The experiments of Karl Bühler (1879-1963) were very different. He conducted thought experiments within his post doctorate studies in Würzburg. The director of the institute – O. Külpe – and other colleagues often acted as his subjects. His research question was: What do we experience during the process of thinking? The topics/objects were the complex realms of consciousness.
The most concise description of his experiments is made by Wundt: „The experimenter reads a sentence of an author who fits best the taste and mind of his subject (i.e. Nietzsche, Ebner-Eschenbach, Rückert). The subject has to answer either yes or no. According to their prior arrangement this means that he has understood or not understood the meaning of the sentence or that he does agree or does not agree. After each test the phenomena, which occurred during self observation, are registered. Additionally the time that passed between question and answer is recorded.” (Wundt, 1907, p. 304).
The subject sat at a table, the experimenter sat nearby. Generally the questions or aphorisms were difficult, the answers could take their time (i.e. about 45 sec.), but often were – even following difficult questions – astonishingly short.
Example 1: „Is it possible to catch the essence of thought by thought ?”
Response: „Yes (6 sec.). – At first the question seemed strange. I thought it was a picture puzzle. Then I remembered what Hegel accused Kant of and I said decisively: yes. The thought of Hegel’s accusation was poignant, I knew at the moment exactly what matters, I did not speak at that point and did not imagine anything, only the word ’Hegel’ resounded for some time after (acoustical-motorical).” (Bühler, 1907, p.. 304).
Example 2: „Can you calculate the speed of a free falling body?”
Response: „Yes (5 sec). – Got the sentence at once. Thought at once of the formula and knew that I don’t have it at present in extenso (I did not visualise anything). I felt uncomfortable at the same time. Then came the memory of M…(name), very complex, speaking only M. Then the awareness, I could bring it to my mind if I tried hard. A moment I dithered, then at once: yes.” (Bühler, 1907, p. 304).
The results of the experiments were statements concerning the elements and the structure of thought processes (thoughts and types of thoughts) as well as statements concerning the constitution of these elements (thoughts = parts of thought experiences; types of thought are the awareness of rules and the awareness of connections and the intention, Bühler, 1907, p. 314 ff).
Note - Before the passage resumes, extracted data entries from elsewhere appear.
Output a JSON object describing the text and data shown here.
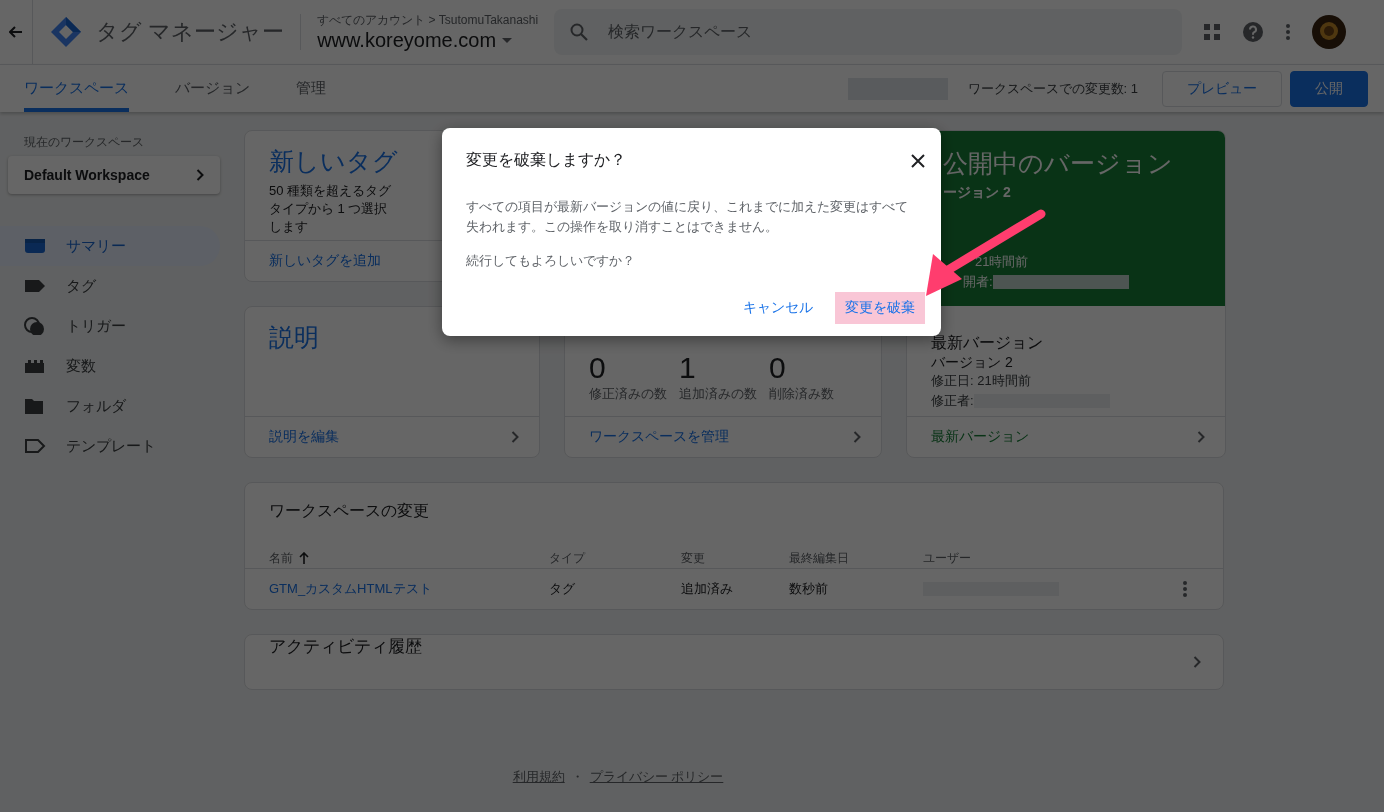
{
  "header": {
    "product": "タグ マネージャー",
    "breadcrumb": "すべてのアカウント > TsutomuTakanashi",
    "container": "www.koreyome.com",
    "search": {
      "placeholder": "検索ワークスペース"
    }
  },
  "tabs": [
    {
      "label": "ワークスペース",
      "selected": true
    },
    {
      "label": "バージョン",
      "selected": false
    },
    {
      "label": "管理",
      "selected": false
    }
  ],
  "changes_count": "ワークスペースでの変更数: 1",
  "actions": [
    {
      "label": "プレビュー",
      "kind": "outlined"
    },
    {
      "label": "公開",
      "kind": "filled"
    }
  ],
  "sidebar": {
    "workspace_label": "現在のワークスペース",
    "workspace": "Default Workspace",
    "items": [
      {
        "label": "サマリー",
        "selected": true
      },
      {
        "label": "タグ",
        "selected": false
      },
      {
        "label": "トリガー",
        "selected": false
      },
      {
        "label": "変数",
        "selected": false
      },
      {
        "label": "フォルダ",
        "selected": false
      },
      {
        "label": "テンプレート",
        "selected": false
      }
    ]
  },
  "new_tag": {
    "title": "新しいタグ",
    "description": "50 種類を超えるタグタイプから 1 つ選択します",
    "link": "新しいタグを追加"
  },
  "description_card": {
    "title": "説明",
    "link": "説明を編集"
  },
  "workspace_stats": {
    "stats": [
      {
        "value": "0",
        "label": "修正済みの数"
      },
      {
        "value": "1",
        "label": "追加済みの数"
      },
      {
        "value": "0",
        "label": "削除済み数"
      }
    ],
    "link": "ワークスペースを管理"
  },
  "live_version": {
    "title": "公開中のバージョン",
    "version": "ージョン 2",
    "date": "21時間前",
    "publisher": "開者:"
  },
  "latest_version": {
    "title": "最新バージョン",
    "version": "バージョン 2",
    "date": "修正日: 21時間前",
    "editor": "修正者:",
    "link": "最新バージョン"
  },
  "changes_table": {
    "title": "ワークスペースの変更",
    "columns": [
      {
        "label": "名前",
        "sorted": true
      },
      {
        "label": "タイプ",
        "sorted": false
      },
      {
        "label": "変更",
        "sorted": false
      },
      {
        "label": "最終編集日",
        "sorted": false
      },
      {
        "label": "ユーザー",
        "sorted": false
      }
    ],
    "rows": [
      {
        "name": "GTM_カスタムHTMLテスト",
        "type": "タグ",
        "change": "追加済み",
        "date": "数秒前"
      }
    ]
  },
  "activity": {
    "title": "アクティビティ履歴"
  },
  "footer": {
    "links": [
      "利用規約",
      "プライバシー ポリシー"
    ],
    "separator": "・"
  },
  "dialog": {
    "title": "変更を破棄しますか？",
    "body": "すべての項目が最新バージョンの値に戻り、これまでに加えた変更はすべて失われます。この操作を取り消すことはできません。",
    "question": "続行してもよろしいですか？",
    "buttons": [
      {
        "label": "キャンセル",
        "kind": "text"
      },
      {
        "label": "変更を破棄",
        "kind": "highlighted"
      }
    ]
  }
}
Wundt and Bühler fiercely criticised each others experiments. Wundt contrasted experimental introspection with pure introspection (incidentally, spontaneously and not provoked). To solve a problem and at the same time to observe the inner processes he considered not to be possible, to be error-prone and to be not controllable (Wundt, 1918).
Bühler, on the other hand, did not see the possibility to investigate complex inner processes under Wundt’s conditions of controlled laboratory experiments. He considered Wundt’s elementary psychology to be a deadlock (Bühler, 1908).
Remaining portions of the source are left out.